An excerpt from Spirits' Desire:
The sleeping arrangement made for an awkward night, but both awoke, eager to continue their journey. A brilliant tangerine blaze greeted them. The cool clean air invigorated the animals, and they made up a great deal of lost time, stopping for only two short breaks and a quick lunch before dusk when they made camp under a grove of spruces on soft, tender, young grass shoots near a trickling mountain brook.
Too tired to do anything but have a bit of supper, Rennin and Rebekah slept soundly under a crescent moon and twinkling stars. The crickets' song was their lullaby, and the lark's tune, their alarm.
Several weeks of warming days and pleasant nights came to an abrupt halt when Rennin and Rebekah came to the ford in the river, swollen by previous weeks' rain and melting snow in higher elevations. The current was strong and swift. Rennin rode up and down the bank looking for a safe crossing.
"Rebekah, it will take a lot of effort to cross, so we had better get started."
She suggested, "Rennin, let's ride upstream to where the river becomes more narrow. It might add a few days to our journey, but at least we'll be safe."
Irritably, Rennin snapped, "I'm frustrated with all these delays! Buster can swim this. Let's go."
Calmly, Rebekah dismounted the black stallion. She turned to Rennin. "Buster might have the strength to ford the river here, but Jewel and Jack do not. Please get off my horse. If you want to take Buster across, Jewel, Jack, the baby, and I will meet you on the other side in about a week."
Flabbergasted, Rennin was speechless. For a moment, his mouth opened and closed without sound. "Rebekah, have you lost your mind? You aren't riding upriver alone."
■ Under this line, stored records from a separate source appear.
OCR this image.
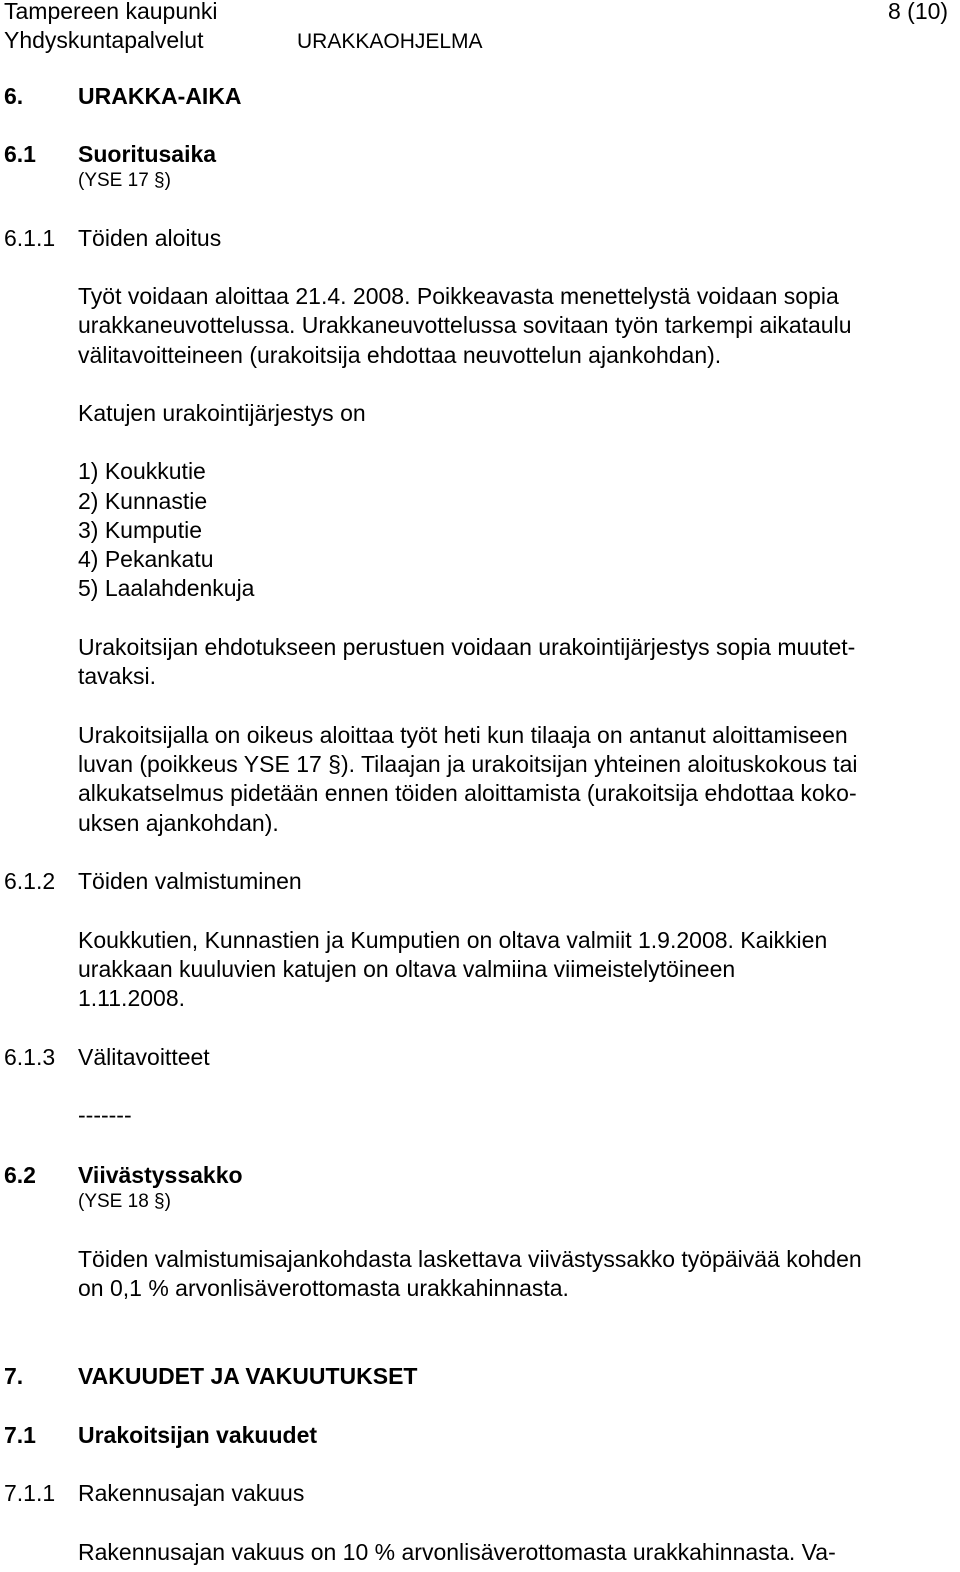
Tampereen kaupunki	8 (10)
Yhdyskuntapalvelut	URAKKAOHJELMA
6. URAKKA-AIKA
6.1 Suoritusaika
(YSE 17 §)
6.1.1 Töiden aloitus
Työt voidaan aloittaa 21.4. 2008. Poikkeavasta menettelystä voidaan sopia
urakkaneuvottelussa. Urakkaneuvottelussa sovitaan työn tarkempi aikataulu
välitavoitteineen (urakoitsija ehdottaa neuvottelun ajankohdan).
Katujen urakointijärjestys on
1) Koukkutie
2) Kunnastie
3) Kumputie
4) Pekankatu
5) Laalahdenkuja
Urakoitsijan ehdotukseen perustuen voidaan urakointijärjestys sopia muutet-
tavaksi.
Urakoitsijalla on oikeus aloittaa työt heti kun tilaaja on antanut aloittamiseen
luvan (poikkeus YSE 17 §). Tilaajan ja urakoitsijan yhteinen aloituskokous tai
alkukatselmus pidetään ennen töiden aloittamista (urakoitsija ehdottaa koko-
uksen ajankohdan).
6.1.2 Töiden valmistuminen
Koukkutien, Kunnastien ja Kumputien on oltava valmiit 1.9.2008. Kaikkien
urakkaan kuuluvien katujen on oltava valmiina viimeistelytöineen
1.11.2008.
6.1.3 Välitavoitteet
-------
6.2 Viivästyssakko
(YSE 18 §)
Töiden valmistumisajankohdasta laskettava viivästyssakko työpäivää kohden
on 0,1 % arvonlisäverottomasta urakkahinnasta.
7. VAKUUDET JA VAKUUTUKSET
7.1 Urakoitsijan vakuudet
7.1.1 Rakennusajan vakuus
Rakennusajan vakuus on 10 % arvonlisäverottomasta urakkahinnasta. Va-
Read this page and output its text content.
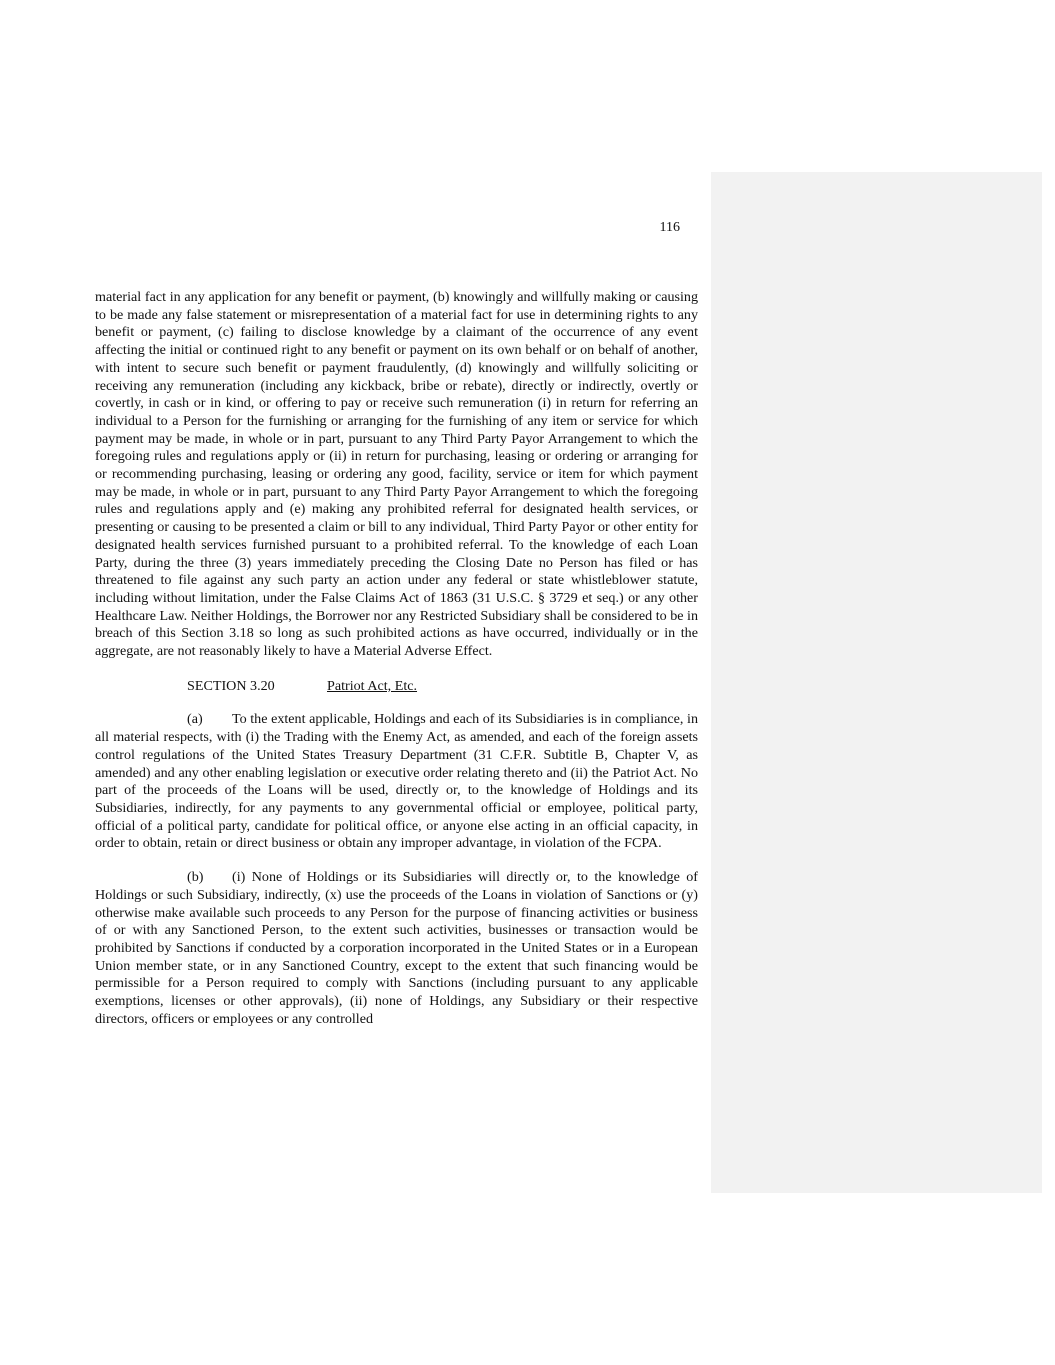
116

material fact in any application for any benefit or payment, (b) knowingly and willfully making or causing to be made any false statement or misrepresentation of a material fact for use in determining rights to any benefit or payment, (c) failing to disclose knowledge by a claimant of the occurrence of any event affecting the initial or continued right to any benefit or payment on its own behalf or on behalf of another, with intent to secure such benefit or payment fraudulently, (d) knowingly and willfully soliciting or receiving any remuneration (including any kickback, bribe or rebate), directly or indirectly, overtly or covertly, in cash or in kind, or offering to pay or receive such remuneration (i) in return for referring an individual to a Person for the furnishing or arranging for the furnishing of any item or service for which payment may be made, in whole or in part, pursuant to any Third Party Payor Arrangement to which the foregoing rules and regulations apply or (ii) in return for purchasing, leasing or ordering or arranging for or recommending purchasing, leasing or ordering any good, facility, service or item for which payment may be made, in whole or in part, pursuant to any Third Party Payor Arrangement to which the foregoing rules and regulations apply and (e) making any prohibited referral for designated health services, or presenting or causing to be presented a claim or bill to any individual, Third Party Payor or other entity for designated health services furnished pursuant to a prohibited referral. To the knowledge of each Loan Party, during the three (3) years immediately preceding the Closing Date no Person has filed or has threatened to file against any such party an action under any federal or state whistleblower statute, including without limitation, under the False Claims Act of 1863 (31 U.S.C. § 3729 et seq.) or any other Healthcare Law. Neither Holdings, the Borrower nor any Restricted Subsidiary shall be considered to be in breach of this Section 3.18 so long as such prohibited actions as have occurred, individually or in the aggregate, are not reasonably likely to have a Material Adverse Effect.

SECTION 3.20	Patriot Act, Etc.

(a) To the extent applicable, Holdings and each of its Subsidiaries is in compliance, in all material respects, with (i) the Trading with the Enemy Act, as amended, and each of the foreign assets control regulations of the United States Treasury Department (31 C.F.R. Subtitle B, Chapter V, as amended) and any other enabling legislation or executive order relating thereto and (ii) the Patriot Act. No part of the proceeds of the Loans will be used, directly or, to the knowledge of Holdings and its Subsidiaries, indirectly, for any payments to any governmental official or employee, political party, official of a political party, candidate for political office, or anyone else acting in an official capacity, in order to obtain, retain or direct business or obtain any improper advantage, in violation of the FCPA.

(b) (i) None of Holdings or its Subsidiaries will directly or, to the knowledge of Holdings or such Subsidiary, indirectly, (x) use the proceeds of the Loans in violation of Sanctions or (y) otherwise make available such proceeds to any Person for the purpose of financing activities or business of or with any Sanctioned Person, to the extent such activities, businesses or transaction would be prohibited by Sanctions if conducted by a corporation incorporated in the United States or in a European Union member state, or in any Sanctioned Country, except to the extent that such financing would be permissible for a Person required to comply with Sanctions (including pursuant to any applicable exemptions, licenses or other approvals), (ii) none of Holdings, any Subsidiary or their respective directors, officers or employees or any controlled
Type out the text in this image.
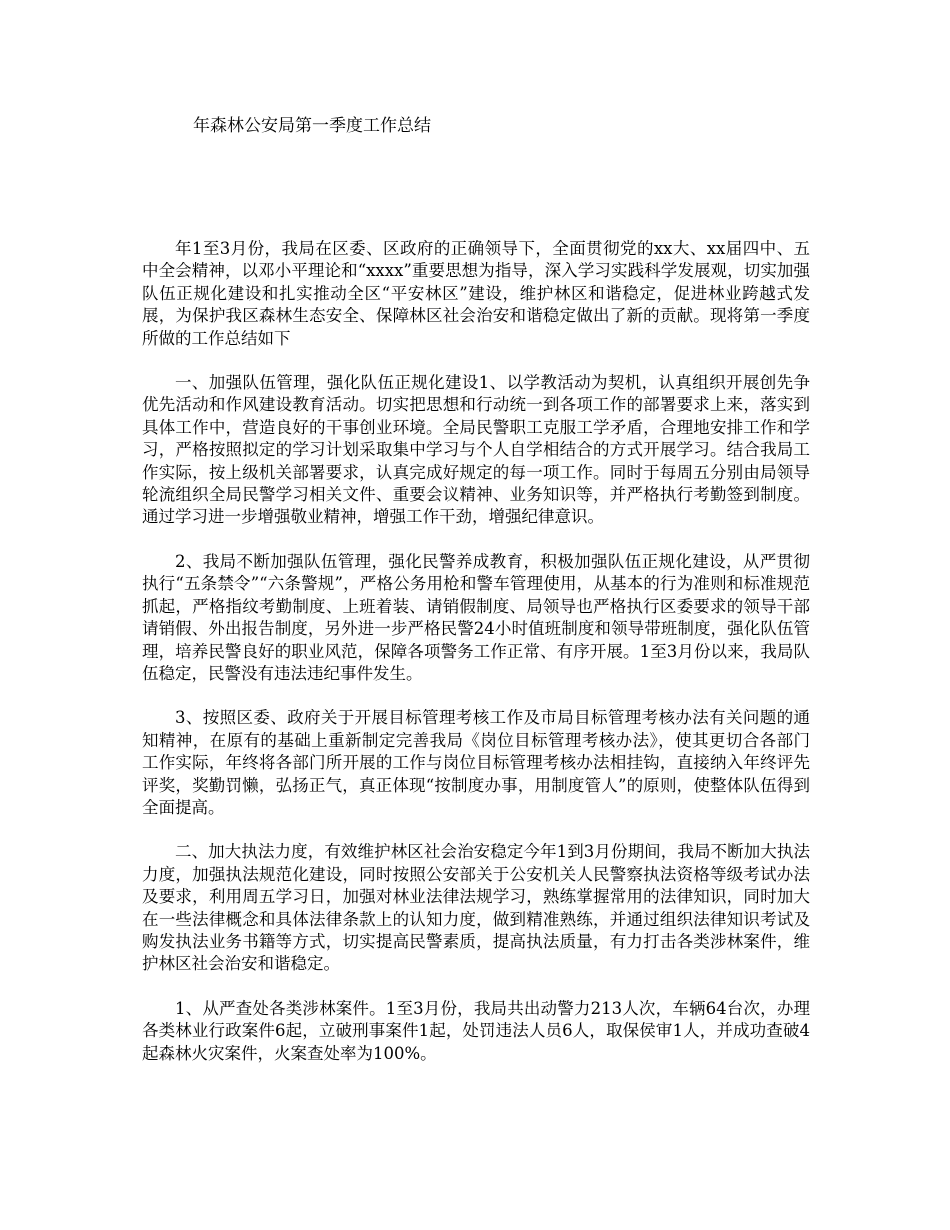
年森林公安局第一季度工作总结

年1至3月份，我局在区委、区政府的正确领导下，全面贯彻党的xx大、xx届四中、五中全会精神，以邓小平理论和“xxxx”重要思想为指导，深入学习实践科学发展观，切实加强队伍正规化建设和扎实推动全区“平安林区”建设，维护林区和谐稳定，促进林业跨越式发展，为保护我区森林生态安全、保障林区社会治安和谐稳定做出了新的贡献。现将第一季度所做的工作总结如下

一、加强队伍管理，强化队伍正规化建设1、以学教活动为契机，认真组织开展创先争优先活动和作风建设教育活动。切实把思想和行动统一到各项工作的部署要求上来，落实到具体工作中，营造良好的干事创业环境。全局民警职工克服工学矛盾，合理地安排工作和学习，严格按照拟定的学习计划采取集中学习与个人自学相结合的方式开展学习。结合我局工作实际，按上级机关部署要求，认真完成好规定的每一项工作。同时于每周五分别由局领导轮流组织全局民警学习相关文件、重要会议精神、业务知识等，并严格执行考勤签到制度。通过学习进一步增强敬业精神，增强工作干劲，增强纪律意识。

2、我局不断加强队伍管理，强化民警养成教育，积极加强队伍正规化建设，从严贯彻执行“五条禁令”“六条警规”，严格公务用枪和警车管理使用，从基本的行为准则和标准规范抓起，严格指纹考勤制度、上班着装、请销假制度、局领导也严格执行区委要求的领导干部请销假、外出报告制度，另外进一步严格民警24小时值班制度和领导带班制度，强化队伍管理，培养民警良好的职业风范，保障各项警务工作正常、有序开展。1至3月份以来，我局队伍稳定，民警没有违法违纪事件发生。

3、按照区委、政府关于开展目标管理考核工作及市局目标管理考核办法有关问题的通知精神，在原有的基础上重新制定完善我局《岗位目标管理考核办法》，使其更切合各部门工作实际，年终将各部门所开展的工作与岗位目标管理考核办法相挂钩，直接纳入年终评先评奖，奖勤罚懒，弘扬正气，真正体现“按制度办事，用制度管人”的原则，使整体队伍得到全面提高。

二、加大执法力度，有效维护林区社会治安稳定今年1到3月份期间，我局不断加大执法力度，加强执法规范化建设，同时按照公安部关于公安机关人民警察执法资格等级考试办法及要求，利用周五学习日，加强对林业法律法规学习，熟练掌握常用的法律知识，同时加大在一些法律概念和具体法律条款上的认知力度，做到精准熟练，并通过组织法律知识考试及购发执法业务书籍等方式，切实提高民警素质，提高执法质量，有力打击各类涉林案件，维护林区社会治安和谐稳定。

1、从严查处各类涉林案件。1至3月份，我局共出动警力213人次，车辆64台次，办理各类林业行政案件6起，立破刑事案件1起，处罚违法人员6人，取保侯审1人，并成功查破4起森林火灾案件，火案查处率为100%。
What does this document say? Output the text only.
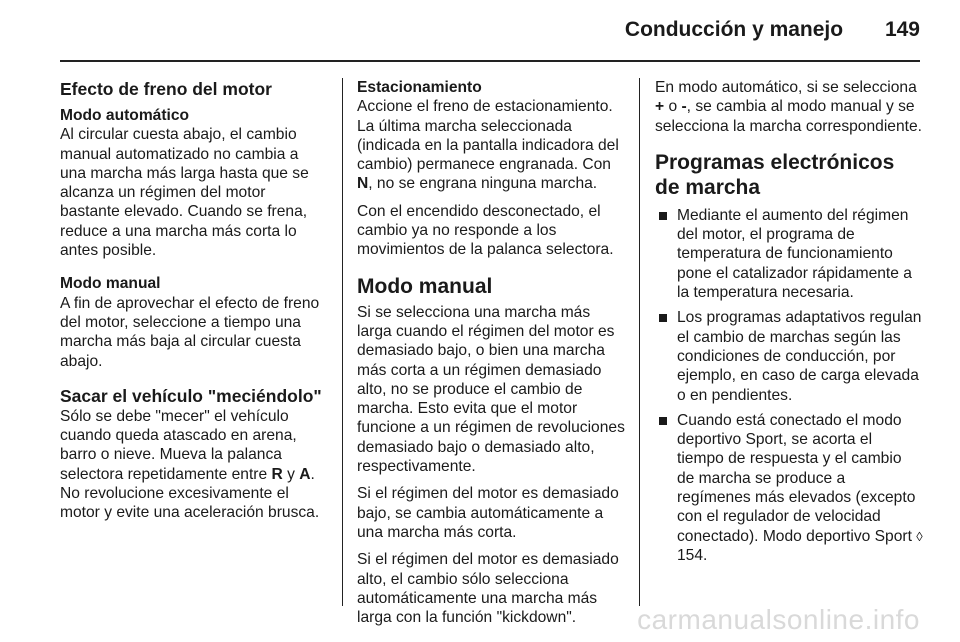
Conducción y manejo 149
Efecto de freno del motor
Modo automático

Al circular cuesta abajo, el cambio manual automatizado no cambia a una marcha más larga hasta que se alcanza un régimen del motor bastante elevado. Cuando se frena, reduce a una marcha más corta lo antes posible.

Modo manual

A fin de aprovechar el efecto de freno del motor, seleccione a tiempo una marcha más baja al circular cuesta abajo.

Sacar el vehículo "meciéndolo"

Sólo se debe "mecer" el vehículo cuando queda atascado en arena, barro o nieve. Mueva la palanca selectora repetidamente entre R y A. No revolucione excesivamente el motor y evite una aceleración brusca.

Estacionamiento

Accione el freno de estacionamiento. La última marcha seleccionada (indicada en la pantalla indicadora del cambio) permanece engranada. Con N, no se engrana ninguna marcha.

Con el encendido desconectado, el cambio ya no responde a los movimientos de la palanca selectora.

Modo manual

Si se selecciona una marcha más larga cuando el régimen del motor es demasiado bajo, o bien una marcha más corta a un régimen demasiado alto, no se produce el cambio de marcha. Esto evita que el motor funcione a un régimen de revoluciones demasiado bajo o demasiado alto, respectivamente.

Si el régimen del motor es demasiado bajo, se cambia automáticamente a una marcha más corta.

Si el régimen del motor es demasiado alto, el cambio sólo selecciona automáticamente una marcha más larga con la función "kickdown".

En modo automático, si se selecciona + o -, se cambia al modo manual y se selecciona la marcha correspondiente.

Programas electrónicos de marcha
Mediante el aumento del régimen del motor, el programa de temperatura de funcionamiento pone el catalizador rápidamente a la temperatura necesaria.
Los programas adaptativos regulan el cambio de marchas según las condiciones de conducción, por ejemplo, en caso de carga elevada o en pendientes.
Cuando está conectado el modo deportivo Sport, se acorta el tiempo de respuesta y el cambio de marcha se produce a regímenes más elevados (excepto con el regulador de velocidad conectado). Modo deportivo Sport ◊ 154.
carmanualsonline.info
"No, Rennin. I'm being sensible. You're acting childish and irrational. I'll be safer going upriver alone than I will be crossing here, even if I ride Buster. Jewel doesn't have the strength for this current. She cannot take either of us across safely. If Jack tries to swim here, he will either drown or at least lose our supplies. Be reasonable. If we are to find gold in California, it will be there when we get there. If not, then I'll be content to be the wife of a dirt farmer, so long as that farmer is you."
"Damn, woman! Why do you have to be so practical?"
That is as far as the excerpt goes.